ふっかふかのベッドで快眠、朝からおいしい朝ごはんもいただいて、快適に過ごしたよ。
馬車の御者さん、というより、商品を運ぶ商人さんだったのだが、商人さんに旅の心得を聞いた時、食べ物は基本的に各自自分で準備するのが、旅の鉄則とのことだったから、遠慮なく満喫しちゃったよ。
...嘘です。心が痛んでスープだけ差し上げたら、大層喜んで頂けました。マイホームに招待できずに申し訳ない!
そんなこんなで、王都の門まで来たよ。商人用の馬車の入り口があるらしくて(荷物検査に時間がかかるとのこと)、商人さんとは、店の場所を聞いて門の前でお別れした。

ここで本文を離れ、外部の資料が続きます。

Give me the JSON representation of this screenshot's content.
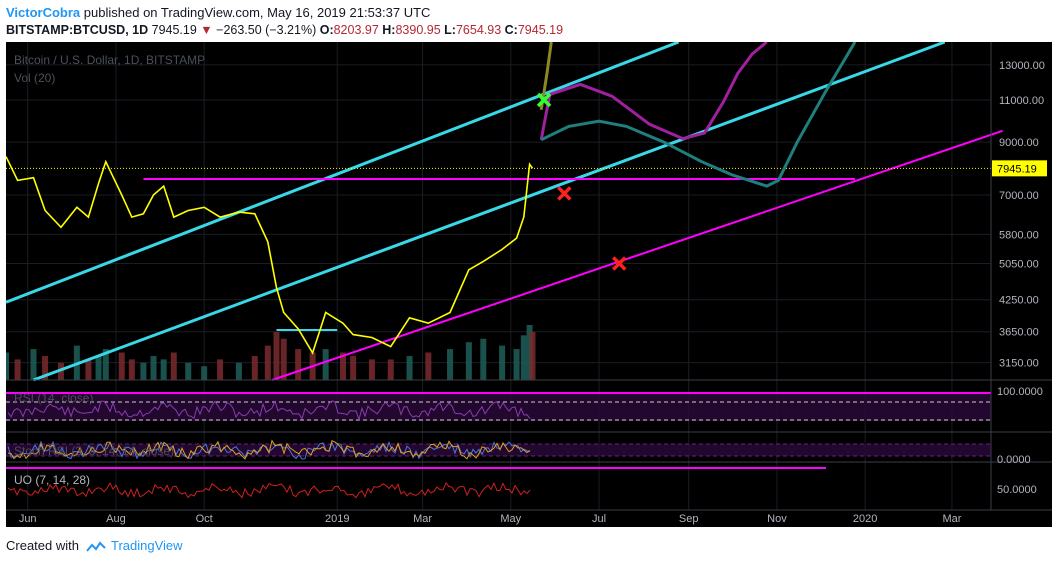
{
  "header": {
    "author": "VictorCobra",
    "published_text": "published on TradingView.com, May 16, 2019 21:53:37 UTC",
    "symbol": "BITSTAMP:BTCUSD, 1D",
    "last": "7945.19",
    "change": "−263.50 (−3.21%)",
    "o_label": "O:",
    "o_value": "8203.97",
    "h_label": "H:",
    "h_value": "8390.95",
    "l_label": "L:",
    "l_value": "7654.93",
    "c_label": "C:",
    "c_value": "7945.19"
  },
  "footer": {
    "created_with": "Created with",
    "brand": "TradingView"
  },
  "colors": {
    "background": "#000000",
    "price": "#ffff00",
    "channel": "#38d8e8",
    "magenta": "#ff00ff",
    "marker_green": "#33ff33",
    "marker_red": "#ff2020",
    "axis_text": "#b2b5be"
  },
  "chart_data": [
    {
      "type": "line",
      "title": "Bitcoin / U.S. Dollar, 1D, BITSTAMP",
      "volume_label": "Vol (20)",
      "y_scale": "log",
      "ylim": [
        2900,
        14500
      ],
      "y_ticks": [
        13000,
        11000,
        9000,
        7000,
        5800,
        5050,
        4250,
        3650,
        3150
      ],
      "y_tick_labels": [
        "13000.00",
        "11000.00",
        "9000.00",
        "7000.00",
        "5800.00",
        "5050.00",
        "4250.00",
        "3650.00",
        "3150.00"
      ],
      "x_ticks": [
        "Jun",
        "Aug",
        "Oct",
        "2019",
        "Mar",
        "May",
        "Jul",
        "Sep",
        "Nov",
        "2020",
        "Mar"
      ],
      "x_tick_dates": [
        "2018-06-01",
        "2018-08-01",
        "2018-10-01",
        "2019-01-01",
        "2019-03-01",
        "2019-05-01",
        "2019-07-01",
        "2019-09-01",
        "2019-11-01",
        "2020-01-01",
        "2020-03-01"
      ],
      "xlim": [
        "2018-05-17",
        "2020-03-28"
      ],
      "last_price": 7945.19,
      "last_price_label": "7945.19",
      "series": [
        {
          "kind": "price",
          "x": [
            "2018-05-17",
            "2018-05-25",
            "2018-06-05",
            "2018-06-13",
            "2018-06-24",
            "2018-07-05",
            "2018-07-13",
            "2018-07-20",
            "2018-07-25",
            "2018-08-05",
            "2018-08-12",
            "2018-08-20",
            "2018-08-27",
            "2018-09-03",
            "2018-09-10",
            "2018-09-20",
            "2018-10-01",
            "2018-10-12",
            "2018-10-25",
            "2018-11-05",
            "2018-11-14",
            "2018-11-20",
            "2018-11-25",
            "2018-12-05",
            "2018-12-15",
            "2018-12-24",
            "2019-01-05",
            "2019-01-12",
            "2019-01-25",
            "2019-02-07",
            "2019-02-20",
            "2019-03-05",
            "2019-03-20",
            "2019-04-02",
            "2019-04-12",
            "2019-04-25",
            "2019-05-05",
            "2019-05-10",
            "2019-05-14",
            "2019-05-16"
          ],
          "y": [
            8400,
            7500,
            7600,
            6500,
            6000,
            6600,
            6300,
            7400,
            8200,
            7000,
            6300,
            6400,
            7000,
            7300,
            6300,
            6500,
            6600,
            6300,
            6450,
            6400,
            5600,
            4500,
            4000,
            3700,
            3300,
            4000,
            3800,
            3600,
            3550,
            3400,
            3900,
            3800,
            4000,
            4900,
            5100,
            5400,
            5700,
            6300,
            8100,
            7945
          ]
        },
        {
          "kind": "volume",
          "values": [
            8,
            6,
            9,
            7,
            5,
            10,
            6,
            7,
            9,
            8,
            6,
            5,
            7,
            6,
            8,
            5,
            4,
            6,
            5,
            7,
            10,
            14,
            12,
            9,
            8,
            9,
            8,
            7,
            6,
            6,
            7,
            8,
            9,
            11,
            12,
            10,
            9,
            13,
            16,
            14
          ]
        }
      ],
      "annotations": {
        "channel_lines": [
          {
            "from": {
              "x": "2018-05-17",
              "y": 4200
            },
            "to": {
              "x": "2019-08-25",
              "y": 14500
            }
          },
          {
            "from": {
              "x": "2018-06-05",
              "y": 2900
            },
            "to": {
              "x": "2020-02-25",
              "y": 14500
            }
          }
        ],
        "support_line": {
          "from": {
            "x": "2018-11-17",
            "y": 2900
          },
          "to": {
            "x": "2020-04-05",
            "y": 9500
          }
        },
        "horizontal_level": {
          "from": {
            "x": "2018-08-20",
            "y": 7550
          },
          "to": {
            "x": "2019-12-25",
            "y": 7550
          }
        },
        "short_level": {
          "from": {
            "x": "2018-11-20",
            "y": 3680
          },
          "to": {
            "x": "2019-01-01",
            "y": 3680
          }
        },
        "projections": [
          {
            "color": "#8a8a20",
            "x": [
              "2019-05-22",
              "2019-05-26",
              "2019-05-29"
            ],
            "y": [
              10500,
              12500,
              14500
            ]
          },
          {
            "color": "#a020a0",
            "x": [
              "2019-05-22",
              "2019-05-28",
              "2019-06-18",
              "2019-07-10",
              "2019-08-05",
              "2019-08-28",
              "2019-09-12",
              "2019-09-25",
              "2019-10-05",
              "2019-10-15",
              "2019-10-25"
            ],
            "y": [
              9100,
              11300,
              11850,
              11200,
              9800,
              9150,
              9400,
              10900,
              12500,
              13700,
              14500
            ]
          },
          {
            "color": "#1f7f7f",
            "x": [
              "2019-05-22",
              "2019-06-10",
              "2019-07-01",
              "2019-07-20",
              "2019-08-15",
              "2019-09-10",
              "2019-10-01",
              "2019-10-25",
              "2019-11-02",
              "2019-11-15",
              "2019-12-05",
              "2019-12-25"
            ],
            "y": [
              9100,
              9700,
              9950,
              9700,
              9000,
              8200,
              7700,
              7300,
              7500,
              9000,
              11500,
              14500
            ]
          }
        ],
        "markers": [
          {
            "symbol": "X",
            "color": "#33ff33",
            "x": "2019-05-24",
            "y": 11000
          },
          {
            "symbol": "X",
            "color": "#ff2020",
            "x": "2019-06-07",
            "y": 7050
          },
          {
            "symbol": "X",
            "color": "#ff2020",
            "x": "2019-07-15",
            "y": 5050
          }
        ]
      }
    },
    {
      "type": "line",
      "title": "RSI (14, close)",
      "y_ticks": [
        100
      ],
      "y_tick_labels": [
        "100.0000"
      ]
    },
    {
      "type": "line",
      "title": "Stoch RSI (3, 3, 14, 14, close)",
      "y_ticks": [
        0
      ],
      "y_tick_labels": [
        "0.0000"
      ]
    },
    {
      "type": "line",
      "title": "UO (7, 14, 28)",
      "y_ticks": [
        50
      ],
      "y_tick_labels": [
        "50.0000"
      ]
    }
  ]
}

その時に銀貨30枚(30000ユート)をお礼として頂いた。護衛の相場はわからないが、ゴブリン3匹しか出なかったし一晩しか護衛していないのに高すぎる気がする。貰いすぎだと誇示したが、命を救ってくれたのだからと譲らなかった。最終的には私が折れて、有り難く頂戴した。
王都へは、村長さんの紹介状のおかげでなんなく入れて、王都の地図までもらった。地図にはギルドの場所も書いてあって、マニュアルにしてマップ登録したが、なんでも、どこかのギルドに登録して身分証をゲットした方が、今後の旅に役立つだろうとのことだった。ギルドは世界各地にあるらしい。

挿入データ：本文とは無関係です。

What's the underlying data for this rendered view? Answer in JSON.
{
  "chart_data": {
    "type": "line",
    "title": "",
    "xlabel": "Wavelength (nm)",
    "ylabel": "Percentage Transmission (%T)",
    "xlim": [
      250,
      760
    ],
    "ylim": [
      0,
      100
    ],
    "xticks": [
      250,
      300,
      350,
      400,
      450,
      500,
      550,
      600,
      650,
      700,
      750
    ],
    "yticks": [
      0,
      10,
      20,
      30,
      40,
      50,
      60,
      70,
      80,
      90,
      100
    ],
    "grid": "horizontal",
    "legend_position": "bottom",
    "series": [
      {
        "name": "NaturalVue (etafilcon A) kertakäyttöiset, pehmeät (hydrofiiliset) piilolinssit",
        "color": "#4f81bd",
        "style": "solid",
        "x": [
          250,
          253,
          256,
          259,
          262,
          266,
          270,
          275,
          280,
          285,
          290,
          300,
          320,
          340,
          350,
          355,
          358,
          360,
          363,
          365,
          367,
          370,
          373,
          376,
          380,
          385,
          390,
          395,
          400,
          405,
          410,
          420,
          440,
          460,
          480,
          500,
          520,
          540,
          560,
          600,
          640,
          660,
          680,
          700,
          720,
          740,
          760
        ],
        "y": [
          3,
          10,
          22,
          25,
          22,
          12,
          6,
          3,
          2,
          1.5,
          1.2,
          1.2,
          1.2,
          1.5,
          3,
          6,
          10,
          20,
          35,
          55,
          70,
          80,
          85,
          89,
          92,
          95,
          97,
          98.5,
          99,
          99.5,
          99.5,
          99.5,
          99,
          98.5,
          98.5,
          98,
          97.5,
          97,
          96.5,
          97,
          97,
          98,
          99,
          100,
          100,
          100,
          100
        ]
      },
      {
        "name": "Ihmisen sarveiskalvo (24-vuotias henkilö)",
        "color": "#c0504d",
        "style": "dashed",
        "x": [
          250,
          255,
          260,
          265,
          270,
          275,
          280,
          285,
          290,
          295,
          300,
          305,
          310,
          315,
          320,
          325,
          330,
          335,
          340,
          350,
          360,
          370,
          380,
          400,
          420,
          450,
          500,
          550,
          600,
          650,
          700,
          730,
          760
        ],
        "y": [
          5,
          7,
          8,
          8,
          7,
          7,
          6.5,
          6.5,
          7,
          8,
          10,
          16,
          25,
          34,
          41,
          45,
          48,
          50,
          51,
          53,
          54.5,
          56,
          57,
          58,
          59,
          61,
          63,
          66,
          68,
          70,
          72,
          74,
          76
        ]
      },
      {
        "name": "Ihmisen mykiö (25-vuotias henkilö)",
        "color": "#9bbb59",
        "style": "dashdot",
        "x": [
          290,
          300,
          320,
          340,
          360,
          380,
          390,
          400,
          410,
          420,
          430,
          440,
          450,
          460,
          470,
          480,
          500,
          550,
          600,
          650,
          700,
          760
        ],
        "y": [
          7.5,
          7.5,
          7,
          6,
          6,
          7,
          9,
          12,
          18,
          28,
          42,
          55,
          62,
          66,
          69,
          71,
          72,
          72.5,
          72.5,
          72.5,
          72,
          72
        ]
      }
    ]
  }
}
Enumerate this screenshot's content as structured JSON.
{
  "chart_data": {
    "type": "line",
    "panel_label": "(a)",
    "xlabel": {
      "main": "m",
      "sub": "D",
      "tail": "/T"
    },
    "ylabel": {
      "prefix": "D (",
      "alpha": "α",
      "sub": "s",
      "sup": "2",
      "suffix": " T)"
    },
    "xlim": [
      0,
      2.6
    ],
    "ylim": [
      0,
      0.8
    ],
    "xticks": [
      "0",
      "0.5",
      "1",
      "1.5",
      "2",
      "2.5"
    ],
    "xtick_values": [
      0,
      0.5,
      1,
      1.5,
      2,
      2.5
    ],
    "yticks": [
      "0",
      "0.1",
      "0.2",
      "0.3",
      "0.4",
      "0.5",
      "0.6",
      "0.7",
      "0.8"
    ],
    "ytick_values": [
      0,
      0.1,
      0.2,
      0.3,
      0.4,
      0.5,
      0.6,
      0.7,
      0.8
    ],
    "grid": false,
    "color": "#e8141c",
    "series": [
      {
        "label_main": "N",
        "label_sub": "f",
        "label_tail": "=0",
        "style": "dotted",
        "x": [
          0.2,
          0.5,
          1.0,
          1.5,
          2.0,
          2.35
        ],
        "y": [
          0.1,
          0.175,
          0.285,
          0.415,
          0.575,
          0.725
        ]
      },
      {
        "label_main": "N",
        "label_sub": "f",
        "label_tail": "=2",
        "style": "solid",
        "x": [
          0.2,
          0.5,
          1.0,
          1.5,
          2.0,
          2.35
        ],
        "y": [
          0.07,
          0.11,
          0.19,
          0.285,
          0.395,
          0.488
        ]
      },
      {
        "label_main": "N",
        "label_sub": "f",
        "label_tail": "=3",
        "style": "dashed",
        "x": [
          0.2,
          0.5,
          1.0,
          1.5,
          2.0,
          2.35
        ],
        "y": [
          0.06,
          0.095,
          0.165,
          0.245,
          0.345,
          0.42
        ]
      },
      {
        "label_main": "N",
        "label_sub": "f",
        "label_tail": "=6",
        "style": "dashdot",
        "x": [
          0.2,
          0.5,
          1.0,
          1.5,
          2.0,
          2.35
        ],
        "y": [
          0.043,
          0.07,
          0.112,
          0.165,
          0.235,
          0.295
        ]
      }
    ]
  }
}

もし王都に住むことになったら、それはそれで別の手続きが必要らしいが、それでもギルドに登録して働いている人が殆どとのこと。
登録してないのは騎士や兵士など王城に仕えている人と、一部の事情がある人間だと、濁された。...その表情でなんとなく察しはついた。この国にもスラムのようなものがあるのだろう。

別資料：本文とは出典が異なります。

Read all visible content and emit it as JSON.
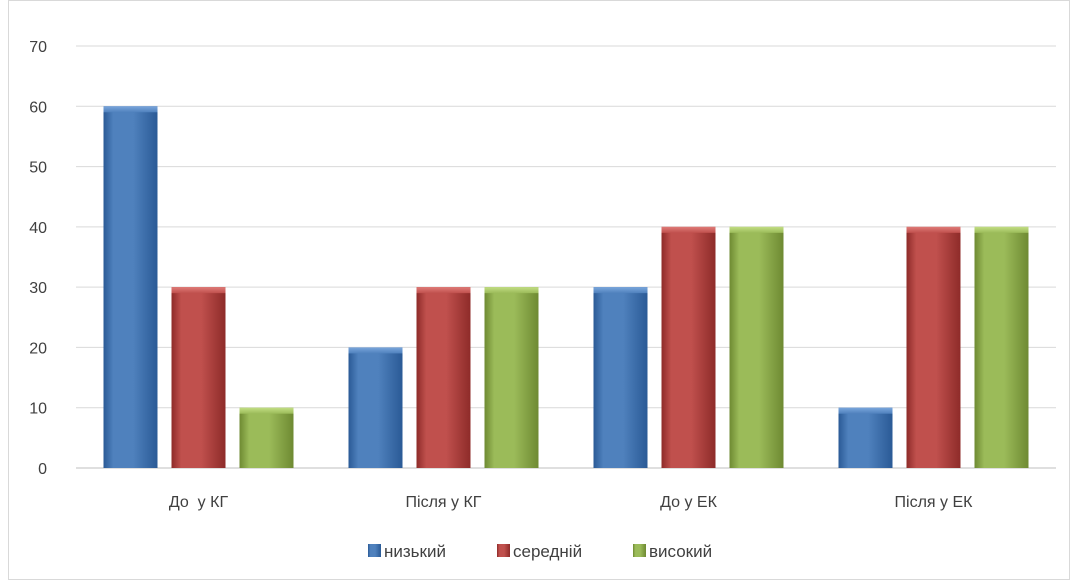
{
  "chart_data": {
    "type": "bar",
    "title": "",
    "xlabel": "",
    "ylabel": "",
    "categories": [
      "До  у КГ",
      "Після у КГ",
      "До у ЕК",
      "Після у ЕК"
    ],
    "ylim": [
      0,
      70
    ],
    "yticks": [
      0,
      10,
      20,
      30,
      40,
      50,
      60,
      70
    ],
    "grid": true,
    "legend_position": "bottom",
    "series": [
      {
        "name": "низький",
        "values": [
          60,
          20,
          30,
          10
        ],
        "color": "#4f81bd",
        "dark": "#2a5a96",
        "light": "#7aa6dc"
      },
      {
        "name": "середній",
        "values": [
          30,
          30,
          40,
          40
        ],
        "color": "#c0504d",
        "dark": "#8e2b29",
        "light": "#e07a77"
      },
      {
        "name": "високий",
        "values": [
          10,
          30,
          40,
          40
        ],
        "color": "#9bbb59",
        "dark": "#6e8a32",
        "light": "#c2de83"
      }
    ]
  }
}
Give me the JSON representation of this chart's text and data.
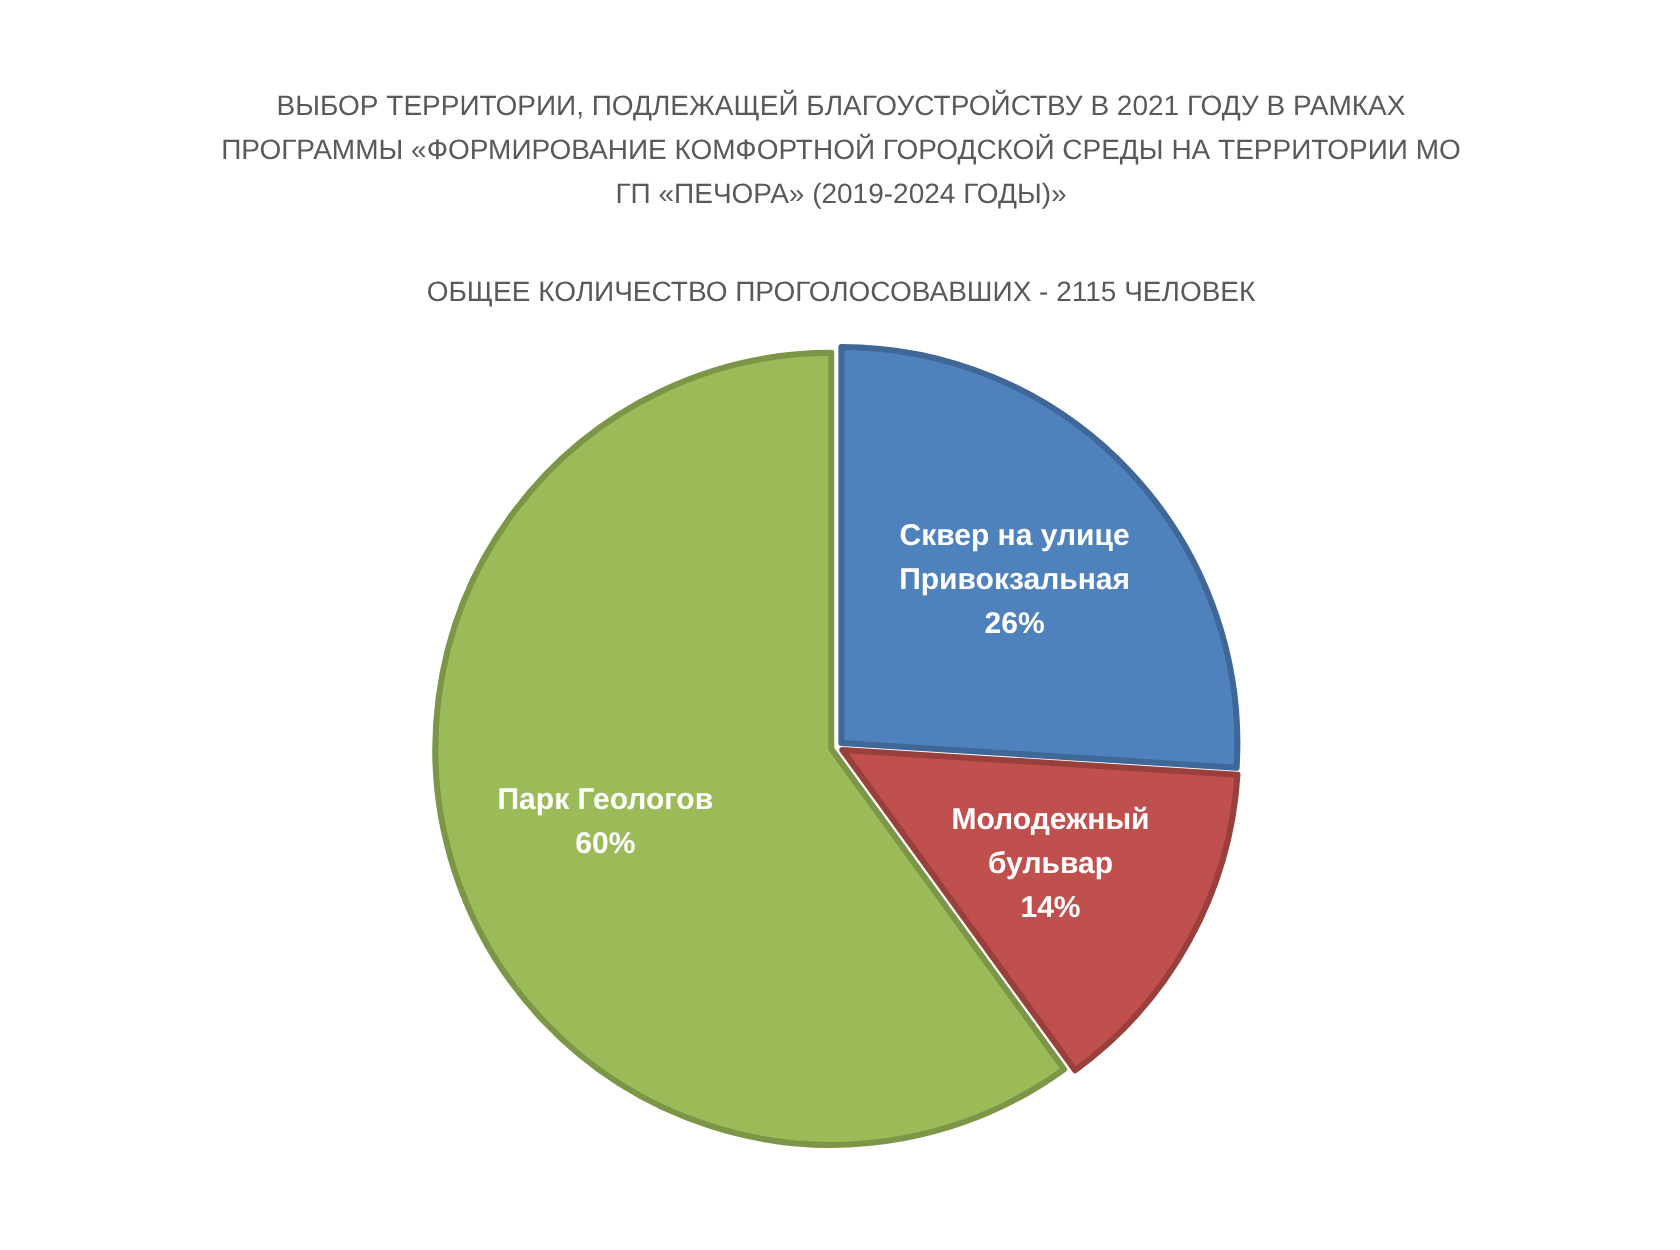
{
  "chart_data": {
    "type": "pie",
    "title": "ВЫБОР ТЕРРИТОРИИ, ПОДЛЕЖАЩЕЙ БЛАГОУСТРОЙСТВУ В 2021 ГОДУ В РАМКАХ ПРОГРАММЫ «ФОРМИРОВАНИЕ КОМФОРТНОЙ ГОРОДСКОЙ СРЕДЫ НА ТЕРРИТОРИИ МО ГП «ПЕЧОРА» (2019-2024 ГОДЫ)»",
    "subtitle": "ОБЩЕЕ КОЛИЧЕСТВО ПРОГОЛОСОВАВШИХ - 2115 ЧЕЛОВЕК",
    "categories": [
      "Сквер на улице Привокзальная",
      "Молодежный бульвар",
      "Парк Геологов"
    ],
    "values": [
      26,
      14,
      60
    ],
    "colors": [
      "#4f81bd",
      "#c0504d",
      "#9bbb59"
    ],
    "value_labels": [
      "26%",
      "14%",
      "60%"
    ]
  }
}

冒険者ギルド、商人ギルド、鍛治や錬金などが集まった生産ギルド、研究ギルドなど様々なギルドがある。登録料はかかるが、いくつ登録してもいいらしい。
「まずは冒険者ギルドかな。商人さんが、採取物は基本的に冒険者ギルド、加工物や高価なものは商人ギルドで買い取るって言ってたし。」
登録料がどれくらいかかるかもわからないし、まずは冒険者ギルドだろう。
マッピング済みの地図を見て、冒険者ギルドへと向かった。
ーカランコロン
「いらっしゃいませ、初めての方ですね。登録ですか?ご依頼ですか?」
優しそうなお姉さんが笑顔で迎えてくれる。
「買取をお願いしたいんですけど、登録は必要ですか?」
「はい。採取物や素材となった魔物の討伐自体がクエストになっている場合もございますし、買取はギルド員のみ受け付けております。うちで買い取れないものは商人ギルドをご紹介しますのでご安心ください。」
「わかりました。登録はどのように?」
「登録料は銀貨3枚、3000ユートです。登録方法は、この魔法プレートに血を一滴垂らしていただくだけで結構ですよ。必要な情報はそこから読み取られます。」
む。空間魔法や生産スキルが多いこともわかるのかな?スキルレベルMAXのものもあるし、面倒だな。
「どんな情報が読み取られるんですか。」
「名前と性別と、年齢と、戦士向きか魔法使い向きかってことくらいですね。スキルの詳しい情報は教会じゃないとわからないので、ご自身のスキルを詳しく知りたい場合は、お布施をもって教会へ。...あまり大きな声では言えないんですけど、結構高額です。」
と、お姉さんはこっそり教えてくれた。
わかるのがその情報なら問題ないね。
「登録と、買取をお願いします。」
銀貨3枚を受付台に差し出す。村長さん商人さんに感謝〜。
「はい、確かに。では、こちらに血を一滴垂らしてください。ぷすっと刺しますよー。えいっ!」
「へうっ!」
なんか変な声出た。
「はい、登録完了です。ようこそユカリさん、冒険者ギルドへ。ユカリさんは...魔法使い向きと出てますね。パーティーを組む際の参考にして下さい。」
パーティーなんて組みませんよ?
収納魔法だとバレなくても、マジックバック持ちは隠して置けないし、便利な存在として使われて、あげくに足手纏いだから追放されるんでしょ?
追放系ラノベの主人公になんてなってたまるかい。